In 2012 Kramer’s granddaughter, Debherrina Woods, attempted to reinstate the claim.  Woods tried contacting the Allison family; this spiked some concerning questions and brought in the Allisons’ lawyers to investigate Woods’ claims.  The Allison family ended up putting a restraining order on Woods for trying to scatter Kramer’s ashes on the family plot in Ontario; they also hired extra security when Woods was visiting the area.

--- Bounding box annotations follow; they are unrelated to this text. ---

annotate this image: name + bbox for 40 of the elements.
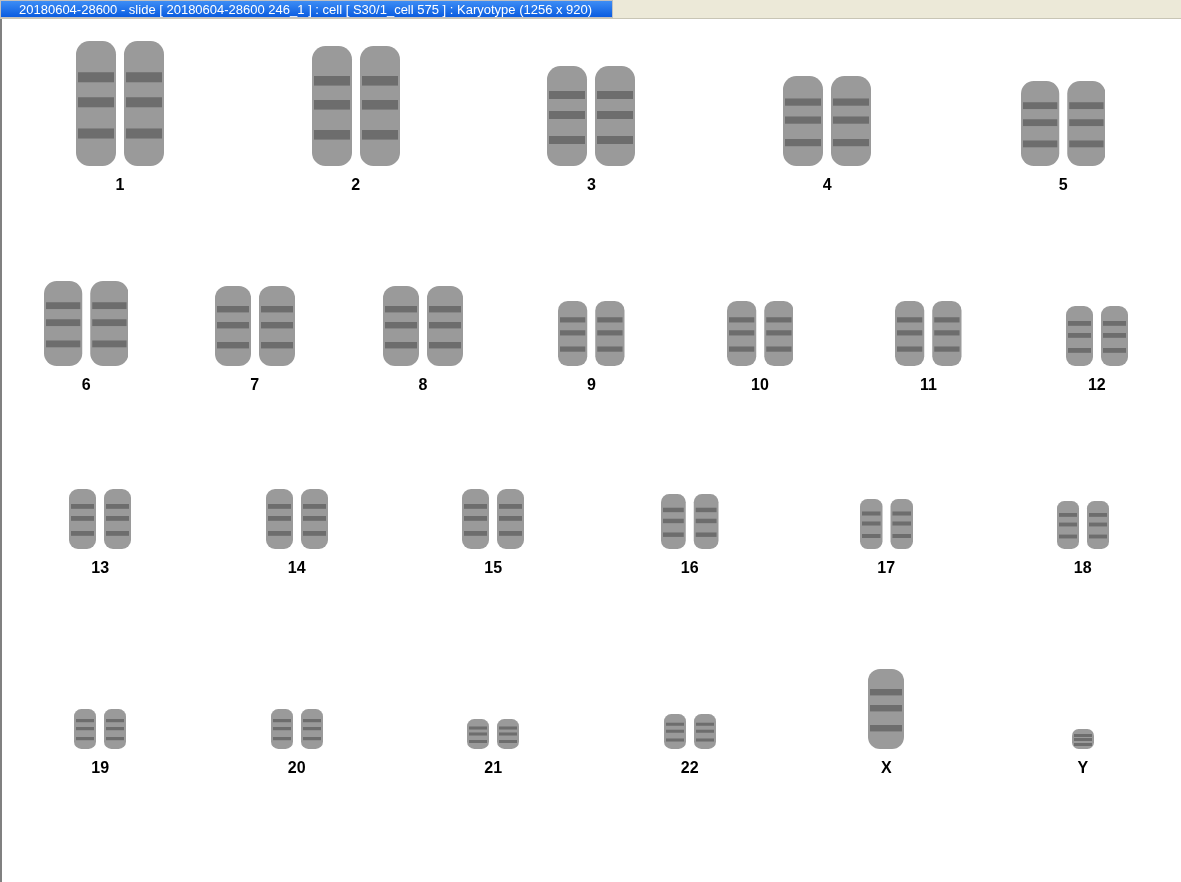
chromosome-label: 10 [751, 376, 769, 394]
chromosome-label: 7 [250, 376, 260, 394]
chromosome-drawing [1071, 729, 1094, 749]
chromosome-label: 6 [81, 376, 91, 394]
chromosome-label: 9 [587, 376, 596, 394]
chromosome-label: X [880, 759, 892, 777]
chromosome-label: 8 [418, 376, 428, 394]
chromosome-pair-drawing [661, 494, 719, 549]
window-title: 20180604-28600 - slide [ 20180604-28600 246_1 ] : cell [ S30/1_cell 575 ] : Karyotype (1256 x 920) [0, 0, 614, 18]
chromosome-label: 20 [287, 759, 306, 777]
chromosome-label: Y [1077, 759, 1089, 777]
chromosome-pair-drawing [1065, 306, 1128, 366]
chromosome-label: 4 [822, 176, 832, 194]
chromosome-pair-drawing [1056, 501, 1109, 549]
chromosome-label: 1 [115, 176, 125, 194]
chromosome-pair-drawing [74, 709, 127, 749]
chromosome-pair-drawing [726, 301, 794, 366]
chromosome-pair-drawing [859, 499, 913, 549]
chromosome-pair-drawing [895, 301, 962, 366]
chromosome-pair-drawing [467, 719, 520, 749]
chromosome-label: 12 [1087, 376, 1106, 394]
chromosome-label: 18 [1073, 559, 1092, 577]
chromosome-label: 5 [1058, 176, 1068, 194]
chromosome-pair-drawing [558, 301, 625, 366]
chromosome-pair-drawing [663, 714, 716, 749]
chromosome-label: 13 [91, 559, 110, 577]
chromosome-pair-drawing [69, 489, 132, 549]
chromosome-pair-drawing [270, 709, 323, 749]
chromosome-label: 2 [351, 176, 361, 194]
chromosome-pair-drawing [265, 489, 328, 549]
chromosome-label: 11 [919, 376, 937, 394]
chromosome-label: 14 [287, 559, 306, 577]
chromosome-label: 16 [680, 559, 699, 577]
chromosome-label: 21 [484, 759, 503, 777]
chromosome-label: 22 [680, 759, 699, 777]
chromosome-label: 17 [877, 559, 896, 577]
chromosome-label: 15 [484, 559, 503, 577]
chromosome-label: 3 [587, 176, 596, 194]
chromosome-pair-drawing [462, 489, 525, 549]
chromosome-label: 19 [91, 759, 110, 777]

After hearing about the issues in Canada, a scientist working with the Titanic, Tracy Oost at the University of Ontario, began intervening.  That is when she decided to take DNA from both families.  Woods declined the test, but her half-sister agreed to the test.  Oost said this was not about proving that Kramer was lying, but to put the litigation to rest so the Allison family could have some closure and not have to worry about legal matters.  She is still curious as to who Helen Kramer really was.

The grandson of Hudson’s brother said that Woods’ half-sister and other relatives were brave for stepping up and offering their DNA.  They did not care about the money; they cared about the Allison family’s well-being.